Aerobic Exercise Can Reduce The Risk Of Alzheimer’s


Regular aerobic exercise can help reduce the risk of developing Alzheimer’s to people who have a genetic predisposition to suffer from it, researchers from the University of Wisconsin-Madison (United States) have found, in a study published in the journal ‘Brain Plasticity ‘.

“This study is a significant step towards the development of an exercise prescription that protects the brain against Azheimer, even among people who were previously sedentary,” the researchers explained.


To carry out the work, the scientists analyzed 23 cognitively normal adults but with a family his tory or genetic risk of Alzheimer’s. All of them, who had a sedentary lifestyle, underwent a battery of evaluations, which included tests of cardiorespiratory fitness, measurement of daily physical activity, images of brain glucose metabolism (a measure of neuronal health) and cognitive function tests.

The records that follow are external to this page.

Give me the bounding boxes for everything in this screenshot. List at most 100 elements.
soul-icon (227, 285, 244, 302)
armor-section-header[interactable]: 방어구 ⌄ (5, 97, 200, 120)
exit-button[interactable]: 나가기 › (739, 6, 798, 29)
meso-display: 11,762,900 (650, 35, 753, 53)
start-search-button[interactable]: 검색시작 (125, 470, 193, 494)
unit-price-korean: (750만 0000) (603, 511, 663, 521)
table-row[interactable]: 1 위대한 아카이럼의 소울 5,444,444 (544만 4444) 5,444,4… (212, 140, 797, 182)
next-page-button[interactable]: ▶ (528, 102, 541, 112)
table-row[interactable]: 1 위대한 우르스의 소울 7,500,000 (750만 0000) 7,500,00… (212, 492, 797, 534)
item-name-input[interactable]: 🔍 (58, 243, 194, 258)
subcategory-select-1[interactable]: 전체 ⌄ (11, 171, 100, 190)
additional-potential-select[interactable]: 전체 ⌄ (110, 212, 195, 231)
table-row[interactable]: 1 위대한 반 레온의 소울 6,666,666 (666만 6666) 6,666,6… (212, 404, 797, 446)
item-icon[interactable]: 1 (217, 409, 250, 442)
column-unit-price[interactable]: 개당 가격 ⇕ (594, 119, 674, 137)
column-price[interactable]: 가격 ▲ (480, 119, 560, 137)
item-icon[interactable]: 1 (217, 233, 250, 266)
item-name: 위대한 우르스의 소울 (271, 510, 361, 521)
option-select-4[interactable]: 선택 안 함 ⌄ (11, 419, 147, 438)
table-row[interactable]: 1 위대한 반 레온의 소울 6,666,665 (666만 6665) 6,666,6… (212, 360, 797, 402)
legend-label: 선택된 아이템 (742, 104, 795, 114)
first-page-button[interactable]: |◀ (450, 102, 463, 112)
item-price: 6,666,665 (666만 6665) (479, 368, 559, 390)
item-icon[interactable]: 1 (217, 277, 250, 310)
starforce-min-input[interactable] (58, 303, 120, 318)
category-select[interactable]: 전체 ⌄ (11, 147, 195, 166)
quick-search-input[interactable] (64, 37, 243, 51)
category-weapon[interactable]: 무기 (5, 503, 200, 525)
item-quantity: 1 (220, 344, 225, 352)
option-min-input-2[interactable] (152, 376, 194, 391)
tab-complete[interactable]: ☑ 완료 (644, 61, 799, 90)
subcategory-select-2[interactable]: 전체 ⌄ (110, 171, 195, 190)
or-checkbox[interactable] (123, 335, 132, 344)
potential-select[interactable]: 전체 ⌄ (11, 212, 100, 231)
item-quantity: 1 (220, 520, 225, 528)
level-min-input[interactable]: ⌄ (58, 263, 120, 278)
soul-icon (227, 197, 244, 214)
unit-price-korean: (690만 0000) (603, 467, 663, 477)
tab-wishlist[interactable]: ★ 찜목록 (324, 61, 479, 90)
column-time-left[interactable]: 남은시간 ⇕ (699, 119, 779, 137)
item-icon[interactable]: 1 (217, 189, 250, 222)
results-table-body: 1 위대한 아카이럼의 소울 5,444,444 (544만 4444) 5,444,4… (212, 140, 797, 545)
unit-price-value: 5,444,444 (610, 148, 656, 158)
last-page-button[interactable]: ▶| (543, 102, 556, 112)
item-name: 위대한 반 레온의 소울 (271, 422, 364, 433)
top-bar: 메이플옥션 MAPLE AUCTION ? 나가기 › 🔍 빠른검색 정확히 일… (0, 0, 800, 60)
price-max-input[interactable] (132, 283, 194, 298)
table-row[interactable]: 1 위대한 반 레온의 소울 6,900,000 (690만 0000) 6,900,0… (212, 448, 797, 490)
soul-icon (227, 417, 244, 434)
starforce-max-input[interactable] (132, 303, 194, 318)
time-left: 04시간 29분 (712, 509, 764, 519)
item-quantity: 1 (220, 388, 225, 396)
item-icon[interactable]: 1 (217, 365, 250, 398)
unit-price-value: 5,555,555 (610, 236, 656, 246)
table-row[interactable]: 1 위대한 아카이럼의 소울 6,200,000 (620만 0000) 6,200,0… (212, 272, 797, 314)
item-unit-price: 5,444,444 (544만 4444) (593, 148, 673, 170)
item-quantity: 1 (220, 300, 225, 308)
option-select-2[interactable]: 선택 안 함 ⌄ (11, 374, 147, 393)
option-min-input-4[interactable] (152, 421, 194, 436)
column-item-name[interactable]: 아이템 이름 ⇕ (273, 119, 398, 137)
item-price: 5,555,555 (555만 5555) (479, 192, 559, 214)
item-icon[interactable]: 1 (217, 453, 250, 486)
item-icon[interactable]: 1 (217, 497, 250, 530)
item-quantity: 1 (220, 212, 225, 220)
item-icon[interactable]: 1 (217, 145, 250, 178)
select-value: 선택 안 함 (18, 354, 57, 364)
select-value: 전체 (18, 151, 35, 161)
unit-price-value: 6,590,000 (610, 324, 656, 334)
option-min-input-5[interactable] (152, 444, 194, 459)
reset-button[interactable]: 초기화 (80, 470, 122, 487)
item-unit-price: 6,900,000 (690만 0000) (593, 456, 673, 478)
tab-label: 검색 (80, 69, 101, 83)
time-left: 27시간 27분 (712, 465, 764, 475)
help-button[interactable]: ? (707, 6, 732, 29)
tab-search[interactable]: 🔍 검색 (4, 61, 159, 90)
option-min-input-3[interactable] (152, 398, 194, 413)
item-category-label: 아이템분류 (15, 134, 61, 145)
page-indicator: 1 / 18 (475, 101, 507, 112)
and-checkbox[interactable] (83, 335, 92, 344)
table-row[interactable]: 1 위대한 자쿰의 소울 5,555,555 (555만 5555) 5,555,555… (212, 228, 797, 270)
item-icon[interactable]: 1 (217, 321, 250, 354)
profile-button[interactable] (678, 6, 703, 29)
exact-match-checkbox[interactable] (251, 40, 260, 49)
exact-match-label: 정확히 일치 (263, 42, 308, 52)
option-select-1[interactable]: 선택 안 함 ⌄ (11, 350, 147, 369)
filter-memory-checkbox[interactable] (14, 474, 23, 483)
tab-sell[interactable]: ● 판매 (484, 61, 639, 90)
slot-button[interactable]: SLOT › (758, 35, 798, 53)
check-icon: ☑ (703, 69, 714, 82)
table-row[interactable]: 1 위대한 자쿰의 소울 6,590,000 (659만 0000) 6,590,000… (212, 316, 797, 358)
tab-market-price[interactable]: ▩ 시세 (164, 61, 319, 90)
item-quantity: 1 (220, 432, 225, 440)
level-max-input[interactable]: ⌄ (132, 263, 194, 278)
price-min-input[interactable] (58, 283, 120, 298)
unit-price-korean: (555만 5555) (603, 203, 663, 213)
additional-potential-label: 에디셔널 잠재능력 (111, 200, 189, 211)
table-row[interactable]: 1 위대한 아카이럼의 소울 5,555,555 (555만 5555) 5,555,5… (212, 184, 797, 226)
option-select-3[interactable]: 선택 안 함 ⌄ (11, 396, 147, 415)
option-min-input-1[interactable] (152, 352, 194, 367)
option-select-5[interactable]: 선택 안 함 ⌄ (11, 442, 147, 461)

Half of the participants were randomly assigned to receive information on how to maintain an active lifestyle, while the other half participated in a moderate intensity treadmill training program, with a personal trainer, three times a week for 26 weeks

Compared to the participants who maintained their usual level of physical activity, people assigned to the active training program improved their cardiorespiratory fitness, spent less time without exercising after the training program ended and obtained better results in cognitive tests of the executive functioning, an aspect of cognition that is known to decrease with the progression of Alzheimer’s and that includes mental processes that allow people to plan, focus attention and remember instructions.

Likewise, the improvement in cardiorespiratory fitness of the participants was associated with an increase in cerebral glucose metabolism in the posterior cingulate cortex, an area of ​​the brain linked to Alzheimer’s. “This research shows that regular aerobic exercise can improve brain and cognitive functions that are particularly sensitive to the disease,” the researchers said.